Without competitive infrastructure, competition is a farce.
anonymous
Nov 25, 2010 11:03 AM

@RDEFCON1: "Without competitive infrastructure, competition is a farce."

Well said. You are of course referring to the situation during the last twenty years when one monopolist was able to use anti-competitive gaming to choke competition and get away with very high charges for service ranging from mediocre to poor.
dubious
Nov 25, 2010 11:04 AM
@RDEFCON1, you may be correct, but I don't think so. Be aware that ~70% of your ever increasing energy bills are the service availability charges (passed through on ALL bilss regardless of Retailer), which are justified by submissions to IPART based on the need to maintain and grow the NETWORK? But your proposed alternative is to duplicate much of the pathway and exchange infrastructure that we already paid to dig and build prior to telstra being sold?
RDEFCON1
Nov 25, 2010 12:03 PM
@anonymous - actually, yes and no. I'm referring to the last twenty years, and the next fifty. NBN will change nothing from a competition standpoint. The incentive to continue to invest and upgrade with stay at near-zero. And of course, the monopoly service provider will continue to exhibit and appalling service ethos. We're just swapping the devil we know, for one we don't.
RDEFCON1
Nov 25, 2010 12:08 PM
@dubious - you read too much into my comment. All I said was that the pretense of competition in the absence of diverse infrastructure is a farce. I didn't actually argue for duplication.

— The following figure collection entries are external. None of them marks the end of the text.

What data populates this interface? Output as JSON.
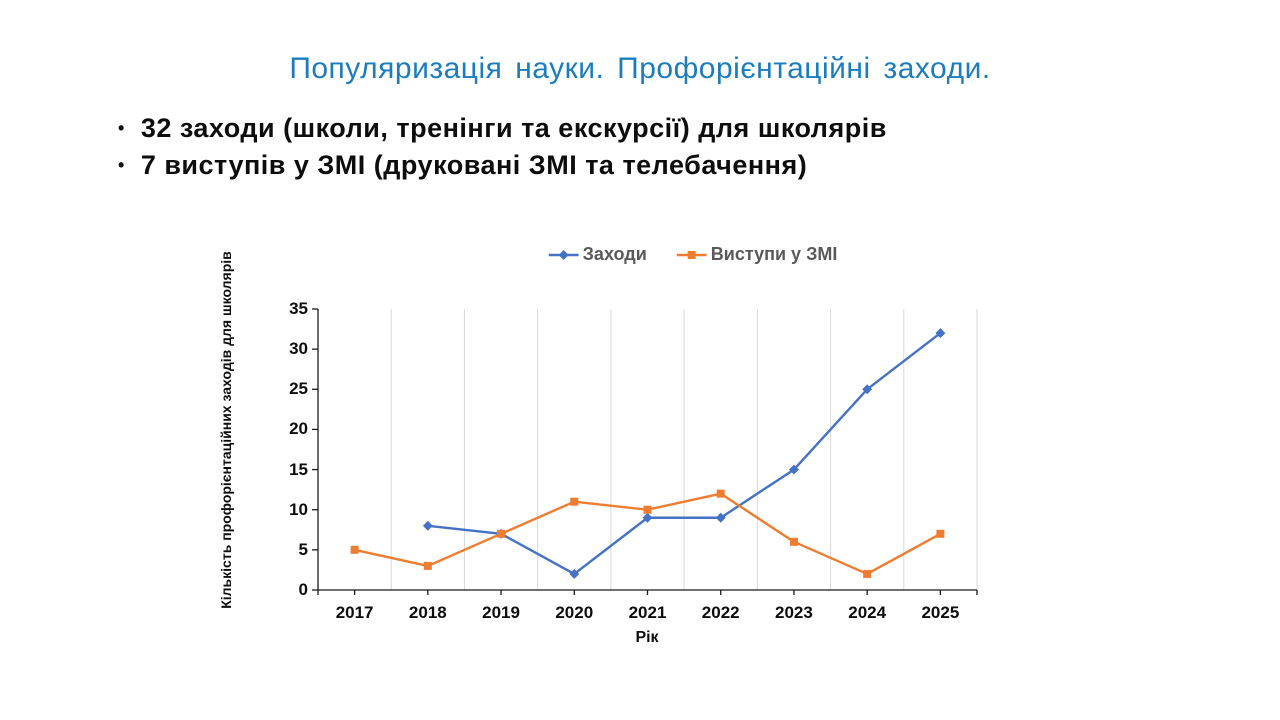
{
  "slide": {
    "title": "Популяризація науки. Профорієнтаційні заходи.",
    "title_color": "#1B7CBE",
    "bullet_glyph": "•",
    "bullets": [
      "32 заходи (школи, тренінги та екскурсії) для школярів",
      "7 виступів у ЗМІ (друковані ЗМІ та телебачення)"
    ]
  },
  "chart_data": {
    "type": "line",
    "title": "",
    "categories": [
      "2017",
      "2018",
      "2019",
      "2020",
      "2021",
      "2022",
      "2023",
      "2024",
      "2025"
    ],
    "series": [
      {
        "name": "Заходи",
        "color": "#4472C4",
        "marker": "diamond",
        "values": [
          null,
          8,
          7,
          2,
          9,
          9,
          15,
          25,
          32
        ]
      },
      {
        "name": "Виступи у ЗМІ",
        "color": "#ED7D31",
        "marker": "square",
        "values": [
          5,
          3,
          7,
          11,
          10,
          12,
          6,
          2,
          7
        ]
      }
    ],
    "xlabel": "Рік",
    "ylabel": "Кількість профорієнтаційних заходів для школярів",
    "ylim": [
      0,
      35
    ],
    "ytick_step": 5,
    "legend_position": "top-center",
    "grid": "vertical-only",
    "gridline_color": "#D9D9D9",
    "axis_color": "#1a1a1a",
    "tick_label_color": "#0d0d0d",
    "legend_text_color": "#595959",
    "background": "#ffffff"
  }
}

Of course the interesting thing is that NBN Co actually is providing duplication. A new fibre infrastructure alongside the old copper infrastructure. But no, why use the copper as competitive infrastructure when you can rip it out and throw it away!
RB
Nov 25, 2010 12:54 PM
What is interesting is that in May 2009 the government said it had committed $4.7B out of $43B to an 8-year project to build NBN. We're now 18 months later the project is going to cost $49B (with the Telstra payment) and the project still has 11 years to go. It's not off to a very good start.
KarL
Nov 25, 2010 2:37 PM
And when they cannot rip it. They use Wireless. Hah hah hah hah.

http://www.itnews.com.au/News/239650,nbn-co-to-build-wireless-network-from-late-2011.aspx
anonymous
Nov 25, 2010 2:51 PM

@DEFCON1, what is it about a Fibre To The Premises network that you do not understand?